One tends to learn a lot when digging into the history behind a vintage postcard, or Victorian trade card. In this case, I learned about the break-up of a monopoly that had me remembering the break-up of Ma Bell (telephone) 25 years ago.
Biggest Plug Chewing Tobacco Producer
(L&M) of St. Louis was started by John Liggett (who’s grandfather’s New Jersey snuff mill was burnt down by British soldiers) and George Smith Myers in 1873. By 1885, it had become the biggest producer of plug chewing tobacco in the world.

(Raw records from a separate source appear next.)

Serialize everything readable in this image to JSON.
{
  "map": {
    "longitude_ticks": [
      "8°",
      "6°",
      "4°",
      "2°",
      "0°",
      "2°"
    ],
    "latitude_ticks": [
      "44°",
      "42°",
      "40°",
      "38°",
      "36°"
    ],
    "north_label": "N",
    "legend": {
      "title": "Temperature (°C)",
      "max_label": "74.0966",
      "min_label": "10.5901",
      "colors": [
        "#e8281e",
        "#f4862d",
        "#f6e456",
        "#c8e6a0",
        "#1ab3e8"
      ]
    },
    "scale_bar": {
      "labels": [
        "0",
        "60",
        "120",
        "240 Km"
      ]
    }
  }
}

American Tobacco Company Monopoly Formed
Meanwhile, the Bull Durham Tobacco Company grew into the leading cigarette maker (and chief competitor of L&M) in the US. James B. Duke of Durham Tobacco, created the American Tobacco Company from five leading cigarette companies. After John Liggett died in 1897, L&M became part of the ATC. Makes me wonder what John Liggett’s position on the formation of the ATC was if James Duke couldn’t obtain L&M until after John’s death.
ATC Monopoly Broken Up
A little over 10 years later, the ATC ran afoul of The Supreme Court. It found ATC guilty of violating the Sherman Antitrust Act (an act designed to prevent business monopolies) in 1911. As a result, the ATC was divided into four companies: the American Tobacco Company, Liggett & Myers Tobacco, P. Lorillard, and R.J. Reynolds (name sound familiar?). L&M was on it’s own again.